Driving home the news put all this theatre stuff into sharp relief. Tight voiced experts trying not to crack their voices as they coldly agree that yes, Tsar Putin might be crazy enough to push the button. If we survive this newest hideousness, there’ll be so much material to make work with. It was an hour and a half to drive home from Swiss Cottage, and parking my car up there cost me £30 for the working day, in which time I had to move it thrice. I’ll still see a profit from all my writhing around but parking is fucked in his city. Not that money will mean anything when we all live in a radioactive wasteland. I’ll be better off with a good tight body and the ability to fight the cats on their own terms.

My cat this morning probably looked like a pig.

Litz Pisk. My movement teacher trained with her. Incredible woman. The studio is named after her.

Staying home for the tube strike

I got back from Bristol and parked up outside mine in the late afternoon, and good thing too. Now its evening, and the road outside my flat is a jungle. I was going to head into town to see Jack throwing some ideas around, but there’s no uber in this crap so I’d have to drive in myself and nobody in his right mind would get on the roads when its like this, and less so knowing I’ll have to pay the congestion charge. Traffic in both directions outside my window is backed up as far as the lights and bridges. Everybody with a job and a car has used their car to get to their job, and with lockdown restrictions dropped I bet you this week is the week that many of the people who run offices insisted that whoever’s left of the workforce comes in physically if at all possible. They’re all coming home tired. So, of course, Tfl has organised a tube strike. God knows what they’re striking about now… Maybe they’re asking for fares to be lowered? They are already ridiculously expensive. But with all the people in London, you gotta believe that a tube strike is a sure fire way of causing absolute carnage across the capital.

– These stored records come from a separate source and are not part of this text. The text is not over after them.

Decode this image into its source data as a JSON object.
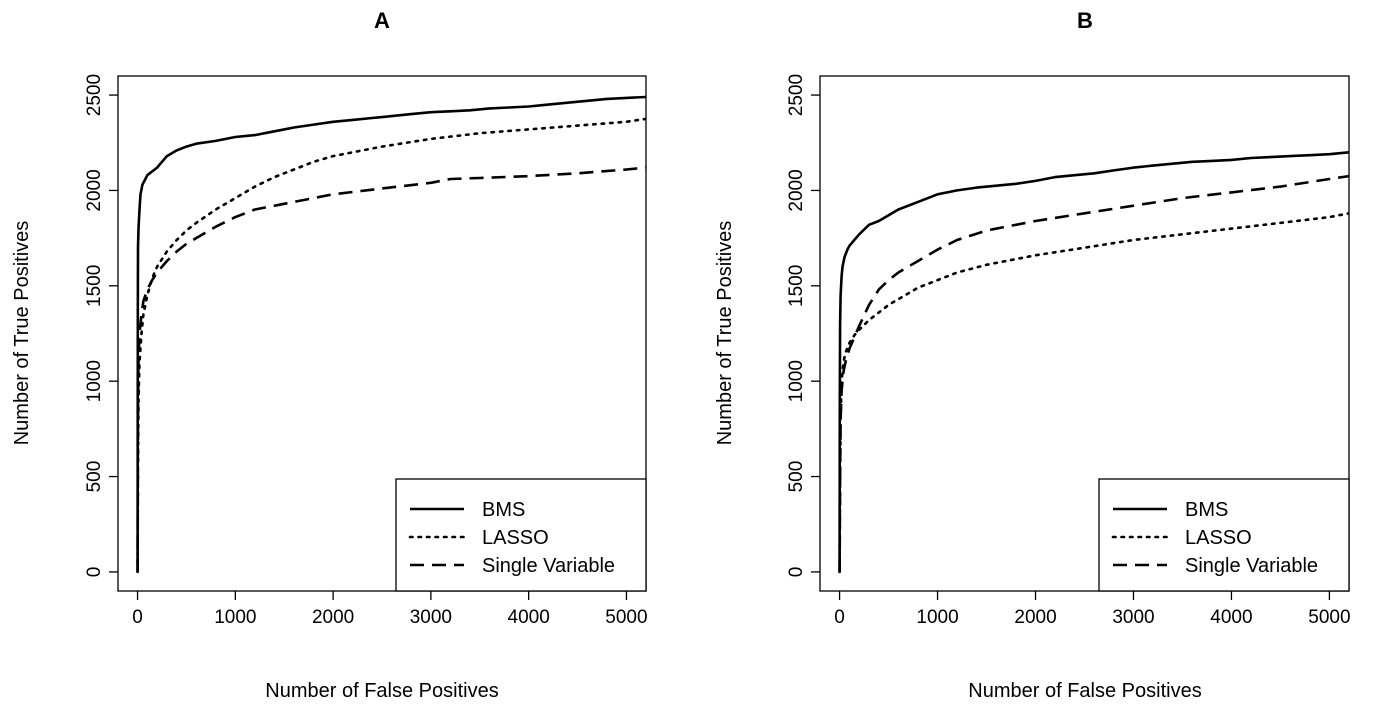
{
  "chart_data": [
    {
      "type": "line",
      "title": "A",
      "xlabel": "Number of False Positives",
      "ylabel": "Number of True Positives",
      "xlim": [
        -200,
        5200
      ],
      "ylim": [
        -100,
        2600
      ],
      "xticks": [
        0,
        1000,
        2000,
        3000,
        4000,
        5000
      ],
      "yticks": [
        0,
        500,
        1000,
        1500,
        2000,
        2500
      ],
      "legend_position": "bottom-right",
      "series": [
        {
          "name": "BMS",
          "style": "solid",
          "x": [
            0,
            2,
            5,
            10,
            20,
            30,
            50,
            80,
            100,
            150,
            200,
            250,
            300,
            400,
            500,
            600,
            800,
            1000,
            1200,
            1400,
            1600,
            1800,
            2000,
            2200,
            2400,
            2600,
            2800,
            3000,
            3200,
            3400,
            3600,
            3800,
            4000,
            4200,
            4400,
            4600,
            4800,
            5000,
            5200
          ],
          "y": [
            0,
            1300,
            1700,
            1800,
            1900,
            1980,
            2030,
            2060,
            2080,
            2100,
            2120,
            2150,
            2180,
            2210,
            2230,
            2245,
            2260,
            2280,
            2290,
            2310,
            2330,
            2345,
            2360,
            2370,
            2380,
            2390,
            2400,
            2410,
            2415,
            2420,
            2430,
            2435,
            2440,
            2450,
            2460,
            2470,
            2480,
            2485,
            2490
          ]
        },
        {
          "name": "LASSO",
          "style": "dotted",
          "x": [
            0,
            5,
            10,
            20,
            40,
            60,
            100,
            150,
            200,
            300,
            400,
            500,
            600,
            800,
            1000,
            1200,
            1400,
            1600,
            1800,
            2000,
            2500,
            3000,
            3500,
            4000,
            4500,
            5000,
            5200
          ],
          "y": [
            0,
            600,
            900,
            1100,
            1250,
            1350,
            1450,
            1540,
            1600,
            1680,
            1740,
            1790,
            1830,
            1900,
            1960,
            2020,
            2070,
            2110,
            2150,
            2180,
            2230,
            2270,
            2300,
            2320,
            2340,
            2360,
            2375
          ]
        },
        {
          "name": "Single Variable",
          "style": "dashed",
          "x": [
            0,
            5,
            10,
            20,
            40,
            60,
            100,
            150,
            200,
            300,
            400,
            500,
            600,
            800,
            1000,
            1200,
            1500,
            1800,
            2000,
            2500,
            3000,
            3200,
            3500,
            4000,
            4500,
            5000,
            5200
          ],
          "y": [
            0,
            800,
            1100,
            1250,
            1350,
            1420,
            1480,
            1530,
            1570,
            1630,
            1680,
            1720,
            1750,
            1810,
            1860,
            1900,
            1930,
            1960,
            1980,
            2010,
            2040,
            2060,
            2065,
            2075,
            2090,
            2110,
            2120
          ]
        }
      ]
    },
    {
      "type": "line",
      "title": "B",
      "xlabel": "Number of False Positives",
      "ylabel": "Number of True Positives",
      "xlim": [
        -200,
        5200
      ],
      "ylim": [
        -100,
        2600
      ],
      "xticks": [
        0,
        1000,
        2000,
        3000,
        4000,
        5000
      ],
      "yticks": [
        0,
        500,
        1000,
        1500,
        2000,
        2500
      ],
      "legend_position": "bottom-right",
      "series": [
        {
          "name": "BMS",
          "style": "solid",
          "x": [
            0,
            2,
            5,
            10,
            20,
            30,
            50,
            80,
            100,
            150,
            200,
            300,
            400,
            500,
            600,
            800,
            1000,
            1200,
            1400,
            1600,
            1800,
            2000,
            2200,
            2400,
            2600,
            2800,
            3000,
            3200,
            3400,
            3600,
            3800,
            4000,
            4200,
            4400,
            4600,
            4800,
            5000,
            5200
          ],
          "y": [
            0,
            900,
            1300,
            1450,
            1550,
            1600,
            1650,
            1690,
            1710,
            1740,
            1770,
            1820,
            1840,
            1870,
            1900,
            1940,
            1980,
            2000,
            2015,
            2025,
            2035,
            2050,
            2070,
            2080,
            2090,
            2105,
            2120,
            2130,
            2140,
            2150,
            2155,
            2160,
            2170,
            2175,
            2180,
            2185,
            2190,
            2200
          ]
        },
        {
          "name": "LASSO",
          "style": "dotted",
          "x": [
            0,
            5,
            10,
            20,
            40,
            60,
            100,
            150,
            200,
            300,
            400,
            500,
            600,
            800,
            1000,
            1200,
            1500,
            2000,
            2500,
            3000,
            3500,
            4000,
            4500,
            5000,
            5200
          ],
          "y": [
            0,
            500,
            800,
            1000,
            1100,
            1150,
            1200,
            1240,
            1270,
            1320,
            1360,
            1400,
            1430,
            1490,
            1530,
            1570,
            1610,
            1660,
            1700,
            1740,
            1770,
            1800,
            1830,
            1860,
            1880
          ]
        },
        {
          "name": "Single Variable",
          "style": "dashed",
          "x": [
            0,
            5,
            10,
            20,
            40,
            60,
            100,
            150,
            200,
            300,
            400,
            500,
            600,
            800,
            1000,
            1200,
            1500,
            2000,
            2500,
            3000,
            3500,
            4000,
            4500,
            5000,
            5200
          ],
          "y": [
            0,
            500,
            800,
            950,
            1050,
            1100,
            1170,
            1230,
            1290,
            1400,
            1480,
            1530,
            1570,
            1630,
            1690,
            1740,
            1790,
            1840,
            1880,
            1920,
            1960,
            1990,
            2020,
            2060,
            2075
          ]
        }
      ]
    }
  ]
}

This doesn’t do it justice

It’s raining as well. I was going to drive to the shop, but I took one look at it and walked. I bought myself a chicken kiev. It’s an atrocious attempt at solidarity, and it’s a cheap easy meal. I’m knackered. Sleep more or less completely eluded me in the Premier Inn last night. The school was excellent though thank God, and considering I’m talking about engineering and sustainability I felt a good deal more kosher having just been part of the team that made a sustainable race in the desert. I’m still wearing my wristband, like a teenager who has been to a festival. It helps me remember the warmth and the work. I should take the time to draw up my invoice…

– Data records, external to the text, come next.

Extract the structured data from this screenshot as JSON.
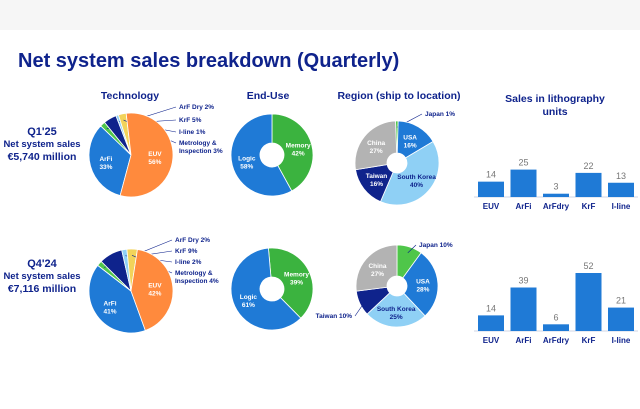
{
  "title": "Net system sales breakdown (Quarterly)",
  "headers": {
    "technology": "Technology",
    "end_use": "End-Use",
    "region": "Region (ship to location)",
    "units_line1": "Sales in lithography",
    "units_line2": "units"
  },
  "rows": [
    {
      "period": "Q1'25",
      "sales_label": "Net system sales",
      "sales_value": "€5,740 million"
    },
    {
      "period": "Q4'24",
      "sales_label": "Net system sales",
      "sales_value": "€7,116 million"
    }
  ],
  "colors": {
    "euv": "#ff8a3d",
    "arfi": "#1f7ad6",
    "arf_dry": "#4fc64a",
    "krf": "#0f238c",
    "iline": "#8fd0f5",
    "metrology": "#f2d35a",
    "memory": "#3bb33f",
    "logic": "#1f7ad6",
    "china": "#b3b3b3",
    "usa": "#1f7ad6",
    "south_korea": "#8fd0f5",
    "taiwan": "#0f238c",
    "japan": "#4fc64a",
    "bar": "#1f7ad6"
  },
  "chart_data": [
    {
      "id": "technology_q1_25",
      "type": "pie",
      "slices": [
        {
          "name": "ArFi",
          "value": 33,
          "label_name": "ArFi",
          "label_pct": "33%",
          "callout": false
        },
        {
          "name": "ArF Dry",
          "value": 2,
          "callout_text": "ArF Dry 2%",
          "callout": true
        },
        {
          "name": "KrF",
          "value": 5,
          "callout_text": "KrF 5%",
          "callout": true
        },
        {
          "name": "I-line",
          "value": 1,
          "callout_text": "I-line 1%",
          "callout": true
        },
        {
          "name": "Metrology & Inspection",
          "value": 3,
          "callout_lines": [
            "Metrology &",
            "Inspection 3%"
          ],
          "callout": true
        },
        {
          "name": "EUV",
          "value": 56,
          "label_name": "EUV",
          "label_pct": "56%",
          "callout": false
        }
      ]
    },
    {
      "id": "end_use_q1_25",
      "type": "pie",
      "slices": [
        {
          "name": "Memory",
          "value": 42,
          "label_name": "Memory",
          "label_pct": "42%"
        },
        {
          "name": "Logic",
          "value": 58,
          "label_name": "Logic",
          "label_pct": "58%"
        }
      ]
    },
    {
      "id": "region_q1_25",
      "type": "pie",
      "slices": [
        {
          "name": "Japan",
          "value": 1,
          "callout_text": "Japan 1%",
          "callout": true
        },
        {
          "name": "USA",
          "value": 16,
          "label_name": "USA",
          "label_pct": "16%"
        },
        {
          "name": "South Korea",
          "value": 40,
          "label_name": "South Korea",
          "label_pct": "40%"
        },
        {
          "name": "Taiwan",
          "value": 16,
          "label_name": "Taiwan",
          "label_pct": "16%"
        },
        {
          "name": "China",
          "value": 27,
          "label_name": "China",
          "label_pct": "27%"
        }
      ]
    },
    {
      "id": "units_q1_25",
      "type": "bar",
      "categories": [
        "EUV",
        "ArFi",
        "ArFdry",
        "KrF",
        "I-line"
      ],
      "values": [
        14,
        25,
        3,
        22,
        13
      ],
      "ylim": [
        0,
        52
      ]
    },
    {
      "id": "technology_q4_24",
      "type": "pie",
      "slices": [
        {
          "name": "ArFi",
          "value": 41,
          "label_name": "ArFi",
          "label_pct": "41%",
          "callout": false
        },
        {
          "name": "ArF Dry",
          "value": 2,
          "callout_text": "ArF Dry 2%",
          "callout": true
        },
        {
          "name": "KrF",
          "value": 9,
          "callout_text": "KrF 9%",
          "callout": true
        },
        {
          "name": "I-line",
          "value": 2,
          "callout_text": "I-line 2%",
          "callout": true
        },
        {
          "name": "Metrology & Inspection",
          "value": 4,
          "callout_lines": [
            "Metrology &",
            "Inspection 4%"
          ],
          "callout": true
        },
        {
          "name": "EUV",
          "value": 42,
          "label_name": "EUV",
          "label_pct": "42%",
          "callout": false
        }
      ]
    },
    {
      "id": "end_use_q4_24",
      "type": "pie",
      "slices": [
        {
          "name": "Memory",
          "value": 39,
          "label_name": "Memory",
          "label_pct": "39%"
        },
        {
          "name": "Logic",
          "value": 61,
          "label_name": "Logic",
          "label_pct": "61%"
        }
      ]
    },
    {
      "id": "region_q4_24",
      "type": "pie",
      "slices": [
        {
          "name": "Japan",
          "value": 10,
          "callout_text": "Japan 10%",
          "callout": true
        },
        {
          "name": "USA",
          "value": 28,
          "label_name": "USA",
          "label_pct": "28%"
        },
        {
          "name": "South Korea",
          "value": 25,
          "label_name": "South Korea",
          "label_pct": "25%"
        },
        {
          "name": "Taiwan",
          "value": 10,
          "callout_text": "Taiwan 10%",
          "callout": true
        },
        {
          "name": "China",
          "value": 27,
          "label_name": "China",
          "label_pct": "27%"
        }
      ]
    },
    {
      "id": "units_q4_24",
      "type": "bar",
      "categories": [
        "EUV",
        "ArFi",
        "ArFdry",
        "KrF",
        "I-line"
      ],
      "values": [
        14,
        39,
        6,
        52,
        21
      ],
      "ylim": [
        0,
        52
      ]
    }
  ]
}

On the way home I had two calls, both seeing if I was able to do something fun. One of them was a delightful bit of mentoring in Somerstown. The other was being a (mercifully unrecognisable) dancing goblin for a week starting tomorrow. Yes really. In a mask. “You’re the first person we thought of!” And honestly, I wish I could be that goblin. But I’m off to Yorkshire on Thursday, so both lovely options had to be thrown out. But then I got a third call and it looks like I might be going to ANOTHER crazy distant place at the end of April to get plugged into more electric car insanity. Watch this space. It won’t happen if Disney calls (and they actually might). But it’s starting to feel like this year, after the long wait through COVID, will be a properly adventurous year again. Bring it on, I say. I’ve needed it, and I’ll do all I can to make it happen. The world is big. This is helping me stick a few more pins in the map.

Tonight though I’m going to get into a hot bath and go to bed before ten. Tomorrow is gonna be extremely physically demanding – I’m providing my services as an actor for training movement directors to practice their craft on. I’m expecting multiple warm-ups that take my post pandemic willing actor body to the edge of vomit, and then lots of Laban efforts. I reckon I’ll be glad of a long night down, so I’m getting one.